One possible use case is shoplifting. We previously covered the Amazon Go shop – which relies on facial recognition for billing shoppers. If your face is lost among dozens of false hits, the chances of you being correctly billed are potentially reduced. If this approach works, you don’t even need to steal anything. The shop has no checkout, any you’re expected to walk out without paying. Unless there are rules against HyperFace (and its ilk) then you’re perhaps not technically doing anything wrong. Free Smarties for you!
This technology is in its infancy, but I will not be surprised if it becomes relatively widespread. In fact, I envisage an ongoing arms race between camouflage designers and machine vision developers. We could even imagine a future where such patterns were expressly outlawed. Dystopian cyberpunk clobber – coming to a store near you? (Graun/AH Projects)

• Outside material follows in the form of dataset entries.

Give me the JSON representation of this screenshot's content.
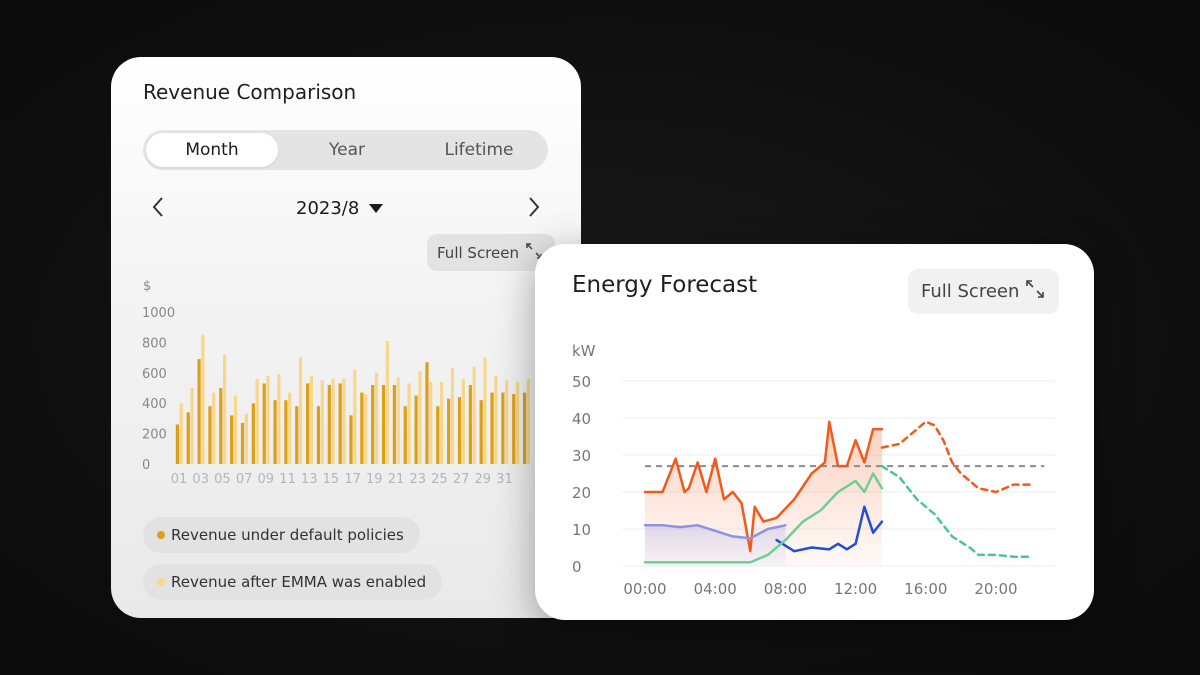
{
  "revenue_card": {
    "title": "Revenue Comparison",
    "tabs": [
      {
        "label": "Month",
        "active": true
      },
      {
        "label": "Year",
        "active": false
      },
      {
        "label": "Lifetime",
        "active": false
      }
    ],
    "date": "2023/8",
    "full_screen_label": "Full Screen",
    "icons": {
      "prev": "chevron-left-icon",
      "next": "chevron-right-icon",
      "dropdown": "caret-down-icon",
      "expand": "expand-icon"
    },
    "legend": [
      {
        "label": "Revenue under default policies",
        "color": "#dc9f1c"
      },
      {
        "label": "Revenue after EMMA was enabled",
        "color": "#f6d78c"
      }
    ]
  },
  "forecast_card": {
    "title": "Energy Forecast",
    "full_screen_label": "Full Screen",
    "icons": {
      "expand": "expand-icon"
    }
  },
  "chart_data": [
    {
      "type": "bar",
      "ylabel": "$",
      "ylim": [
        0,
        1000
      ],
      "yticks": [
        0,
        200,
        400,
        600,
        800,
        1000
      ],
      "xticklabels": [
        "01",
        "03",
        "05",
        "07",
        "09",
        "11",
        "13",
        "15",
        "17",
        "19",
        "21",
        "23",
        "25",
        "27",
        "29",
        "31"
      ],
      "categories": [
        "01",
        "02",
        "03",
        "04",
        "05",
        "06",
        "07",
        "08",
        "09",
        "10",
        "11",
        "12",
        "13",
        "14",
        "15",
        "16",
        "17",
        "18",
        "19",
        "20",
        "21",
        "22",
        "23",
        "24",
        "25",
        "26",
        "27",
        "28",
        "29",
        "30",
        "31",
        "32",
        "33"
      ],
      "series": [
        {
          "name": "Revenue under default policies",
          "color": "#dc9f1c",
          "values": [
            260,
            340,
            690,
            380,
            500,
            320,
            270,
            400,
            530,
            420,
            420,
            380,
            530,
            380,
            520,
            530,
            320,
            470,
            520,
            520,
            520,
            380,
            450,
            670,
            380,
            430,
            440,
            520,
            420,
            470,
            470,
            460,
            470
          ]
        },
        {
          "name": "Revenue after EMMA was enabled",
          "color": "#f6d78c",
          "values": [
            400,
            500,
            850,
            470,
            720,
            450,
            330,
            560,
            580,
            590,
            470,
            700,
            580,
            550,
            560,
            560,
            620,
            460,
            600,
            810,
            570,
            530,
            610,
            540,
            540,
            630,
            560,
            640,
            700,
            580,
            550,
            540,
            560
          ]
        }
      ],
      "colors": {
        "default": "#dc9f1c",
        "emma": "#f6d78c"
      }
    },
    {
      "type": "line",
      "ylabel": "kW",
      "ylim": [
        0,
        50
      ],
      "yticks": [
        0,
        10,
        20,
        30,
        40,
        50
      ],
      "xticklabels": [
        "00:00",
        "04:00",
        "08:00",
        "12:00",
        "16:00",
        "20:00"
      ],
      "xlim": [
        "00:00",
        "24:00"
      ],
      "grid": true,
      "threshold": {
        "value": 27,
        "style": "dashed",
        "color": "#8a8a8a"
      },
      "series": [
        {
          "style": "solid-area",
          "color": "#f25a1b",
          "x": [
            "00:00",
            "01:00",
            "01:45",
            "02:15",
            "02:30",
            "03:00",
            "03:30",
            "04:00",
            "04:30",
            "05:00",
            "05:30",
            "06:00",
            "06:15",
            "06:45",
            "07:30",
            "08:30",
            "09:30",
            "10:15",
            "10:30",
            "11:00",
            "11:30",
            "12:00",
            "12:30",
            "13:00",
            "13:30"
          ],
          "y": [
            20,
            20,
            29,
            20,
            21,
            28,
            20,
            29,
            18,
            20,
            17,
            4,
            16,
            12,
            13,
            18,
            25,
            28,
            39,
            27,
            27,
            34,
            28,
            37,
            37
          ]
        },
        {
          "style": "dashed",
          "color": "#f25a1b",
          "x": [
            "13:30",
            "14:30",
            "15:30",
            "16:00",
            "16:30",
            "17:00",
            "17:30",
            "18:00",
            "19:00",
            "20:00",
            "21:00",
            "22:00"
          ],
          "y": [
            32,
            33,
            37,
            39,
            38,
            34,
            28,
            25,
            21,
            20,
            22,
            22
          ]
        },
        {
          "style": "solid-area",
          "color": "#8c93e6",
          "x": [
            "00:00",
            "01:00",
            "02:00",
            "03:00",
            "04:00",
            "05:00",
            "06:00",
            "07:00",
            "08:00"
          ],
          "y": [
            11,
            11,
            10.5,
            11,
            9.5,
            8,
            7.5,
            10,
            11
          ]
        },
        {
          "style": "solid",
          "color": "#1e4fd6",
          "x": [
            "07:30",
            "08:30",
            "09:30",
            "10:30",
            "11:00",
            "11:30",
            "12:00",
            "12:30",
            "13:00",
            "13:30"
          ],
          "y": [
            7,
            4,
            5,
            4.5,
            6,
            4.5,
            6,
            16,
            9,
            12
          ]
        },
        {
          "style": "solid",
          "color": "#6fce91",
          "x": [
            "00:00",
            "02:00",
            "04:00",
            "06:00",
            "07:00",
            "08:00",
            "09:00",
            "10:00",
            "11:00",
            "12:00",
            "12:30",
            "13:00",
            "13:30"
          ],
          "y": [
            1,
            1,
            1,
            1,
            3,
            7,
            12,
            15,
            20,
            23,
            20,
            25,
            21
          ]
        },
        {
          "style": "dashed",
          "color": "#4cc49a",
          "x": [
            "13:30",
            "14:30",
            "15:30",
            "16:30",
            "17:30",
            "18:30",
            "19:00",
            "20:00",
            "21:00",
            "22:00"
          ],
          "y": [
            27,
            24,
            18,
            14,
            8,
            5,
            3,
            3,
            2.5,
            2.5
          ]
        }
      ]
    }
  ]
}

Overall we can see that facial recognition is going to be a huge field, in coming years. CCTV hardware is already ubiquitous, and the software is close to readiness. All we need now is the passage of time – and lax rules. Only public acceptance stands between the world we know today, and the ubiquitous adoption of perma-surveillance.
One thing we’ve learned, in recent decades, is that people will readily trade a lot of privacy for a little convenience. Furthermore, governments have been quick to adopt intrusive and ubiquitous surveillance techniques, based on flimsy security arguments. Expect coming decades to involve a world where your presence is being continuously tracked by machines. You might not like it – but this “worse-than-1984” future is coming. You might as well invest, to make some money along the way!